Amid the twisting, delicately arranged Indian instrumentation of Sgt. Pepper’s‘ “Within You Without You”, a whispered voice appears at the three-minute forty-second mark. It’s the voice of George Harrison, author of the song, counting himself back in before the next verse. It was a strange thing to leave in, I always thought. But was it a leftover of the recording session that nobody remembered to take out, or was it deliberately included in the final pressing? Perhaps this hushed, insistent voice was there as an emblem of the production process. Maybe it was meant to peel away the swirling backdrop and mystical lyrics to show that a team of real, imperfect people was behind it all. It was one of the most mysterious little details that Sgt. Pepper’s had to offer. I could never tell exactly when it was coming, and it always took me by surprise.
But upon listening to the remix released in honor of the 50th anniversary of the record, an even greater surprise awaited: the voice was gone entirely. No count-in remained. George simply comes in with the next verse right on time. All in all, the new remix is a remarkable accomplishment. But at points, such as George’s missing count-in, I get the feeling that the remix fundamentally misunderstands some of the album’s genius.

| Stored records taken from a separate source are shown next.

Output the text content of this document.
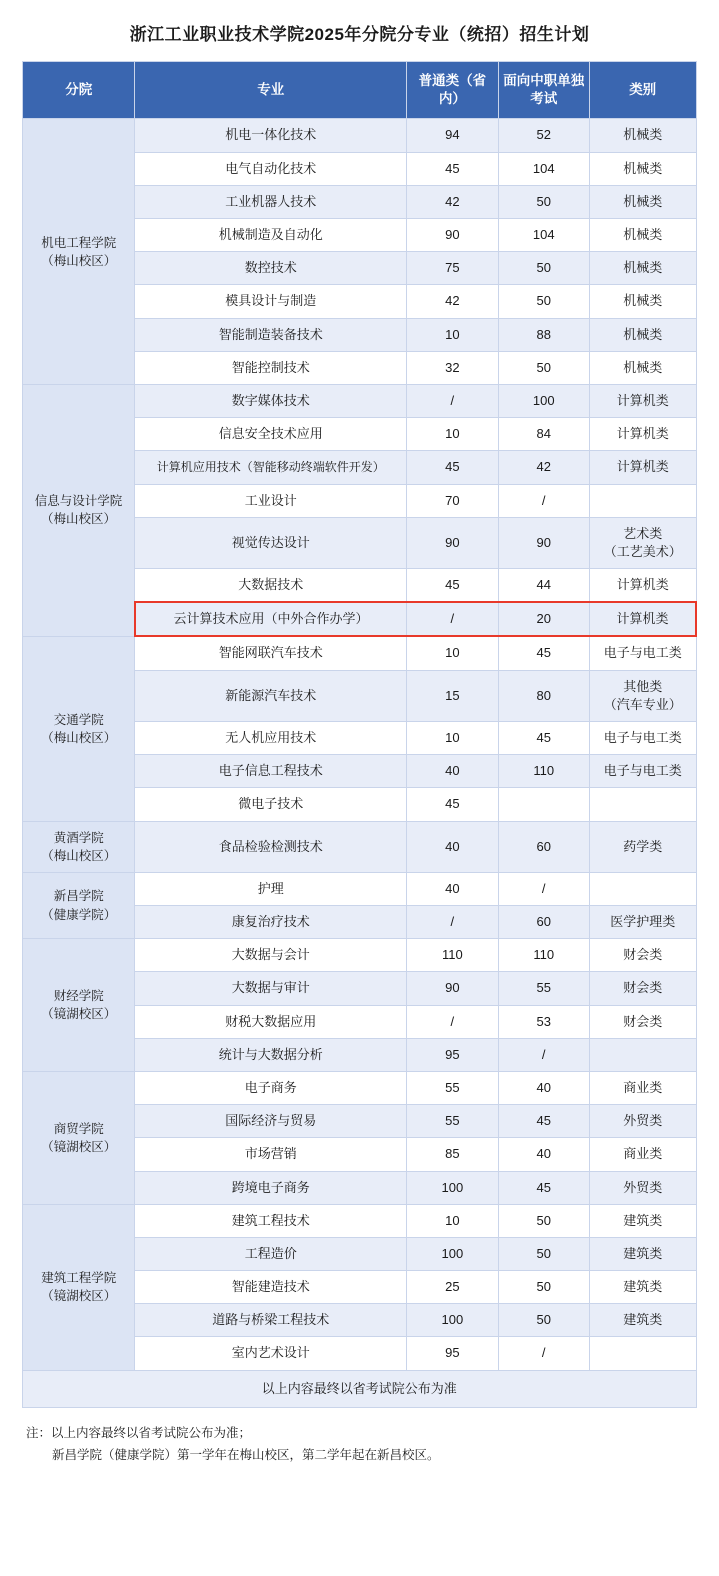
浙江工业职业技术学院2025年分院分专业（统招）招生计划
分院	专业	普通类（省内）	面向中职单独考试	类别
机电工程学院
（梅山校区）	机电一体化技术	94	52	机械类
	电气自动化技术	45	104	机械类
	工业机器人技术	42	50	机械类
	机械制造及自动化	90	104	机械类
	数控技术	75	50	机械类
	模具设计与制造	42	50	机械类
	智能制造装备技术	10	88	机械类
	智能控制技术	32	50	机械类
信息与设计学院
（梅山校区）	数字媒体技术	/	100	计算机类
	信息安全技术应用	10	84	计算机类
	计算机应用技术（智能移动终端软件开发）	45	42	计算机类
	工业设计	70	/	
	视觉传达设计	90	90	艺术类
（工艺美术）
	大数据技术	45	44	计算机类
	云计算技术应用（中外合作办学）	/	20	计算机类
交通学院
（梅山校区）	智能网联汽车技术	10	45	电子与电工类
	新能源汽车技术	15	80	其他类
（汽车专业）
	无人机应用技术	10	45	电子与电工类
	电子信息工程技术	40	110	电子与电工类
	微电子技术	45		
黄酒学院
（梅山校区）	食品检验检测技术	40	60	药学类
新昌学院
（健康学院）	护理	40	/	
	康复治疗技术	/	60	医学护理类
财经学院
（镜湖校区）	大数据与会计	110	110	财会类
	大数据与审计	90	55	财会类
	财税大数据应用	/	53	财会类
	统计与大数据分析	95	/	
商贸学院
（镜湖校区）	电子商务	55	40	商业类
	国际经济与贸易	55	45	外贸类
	市场营销	85	40	商业类
	跨境电子商务	100	45	外贸类
建筑工程学院
（镜湖校区）	建筑工程技术	10	50	建筑类
	工程造价	100	50	建筑类
	智能建造技术	25	50	建筑类
	道路与桥梁工程技术	100	50	建筑类
	室内艺术设计	95	/	
以上内容最终以省考试院公布为准				
注：以上内容最终以省考试院公布为准；
新昌学院（健康学院）第一学年在梅山校区，第二学年起在新昌校区。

Giles Martin, son of Beatles producer George Martin, produced this new mix of The Beatles’ most critically and commercially beloved album. The Beatles themselves oversaw the production of the original mono version, but not the widely available stereo version. And the stereo version sounds like a product of its time, a time when sound mixing was far less advanced than it is today and stereo had not yet become the widely accepted standard for music production. But still, The Beatles and their crack team at Abbey Road were at the forefront of music technology, and the stereo version remains listenable to this day.
The original stereo mix has its problems though. As with much stereo music of this era, instruments are often uncomfortably shoved to the far end of the soundscape. The electric piano in “Lucy in the Sky with Diamonds”, the harpsichord of “Fixing a Hole”, the tablas in “Within You Without You”, and the grinding saxophones of “Good Morning Good Morning” all blast out of one end, which can sound jarring in headphones. The opening to “Lovely Rita” is a muddled mess on the far left end of the soundscape from which it’s nearly impossible to separate out the individual instruments. But this version of Sgt. Pepper’s is, to me, the trusty old version. It’s what I used to listen to while riding the bus to school in tenth grade. It’s what I used to listen to after sneaking out of band practice early, huddled in the corner of the auditorium with my iPhone and earbuds, lost in its colorful, cathartic world. Those days are gone, but the album remains.
But now, a wrench has been thrown into those memories. Giles Martin’s 50th anniversary remix has arrived to correct the issues with the original mix. Using 2017 technology, Martin updated the album’s 1967 trappings with immaculate and smooth stereo sound. Even when features are stuck on the far end of the soundscape, it sounds well-rounded and finely tuned, and there’s nothing jarring about it. At first, it was strange to listen to. Beyond overall mix changes, small details have been altered as well. The smug laughing at the end of “Within You Without You” is much louder, and the aforementioned count-in is gone. “Lovely Rita” now sounds much clearer, but slightly sterile as well, and the massive difference between the openings of the old and new mixes made the new one sound a bit karaoke-ish at first. Paul McCartney’s carnival barking at the end of the title track reprise, a detail I never noticed in the original mix, now leaps from the speakers. “Good Morning Good Morning”, at one point my favorite Beatles song, sounds starkly different, as the saxophones fill out the soundscape brilliantly, and Ringo’s drums land right where they should. The drum hit just before the second verse of “Mr. Kite!” finally loses its old timidity and sounds as satisfyingly carnivalesque as the rest of the song.
The only major issue with this new mix, and the reason why I think it slightly misunderstands the original project, is that some of the mystery is now gone from the album. The new Sgt. Pepper’s sounds less like a musty vinyl record seeped in pot smoke and more like a precisely digital psychedelic workhorse. George no longer has to count himself in, because he knows exactly when to sing. Details that were once muddled enigmas sound clear as day. We’ve lifted up the rock of Sgt. Pepper’s to expose the creepy-crawlies underneath, and they can no longer escape the sunlight. The album now moves without antiquity slowing it down. But it sounds wonderful, no doubt about it. Every Beatles fan has to experience the stereo spectacle of the new mix. I’ll mostly listen to this version from now on, but not exclusively. And I still want to get my hands on that mono mix. The remix also brings up the question: what about the others? Will Revolver get this treatment? What would that sound like? But perhaps that’s the point. Sgt. Pepper’s is Sgt. Pepper’s. Nothing else is, or ever will be.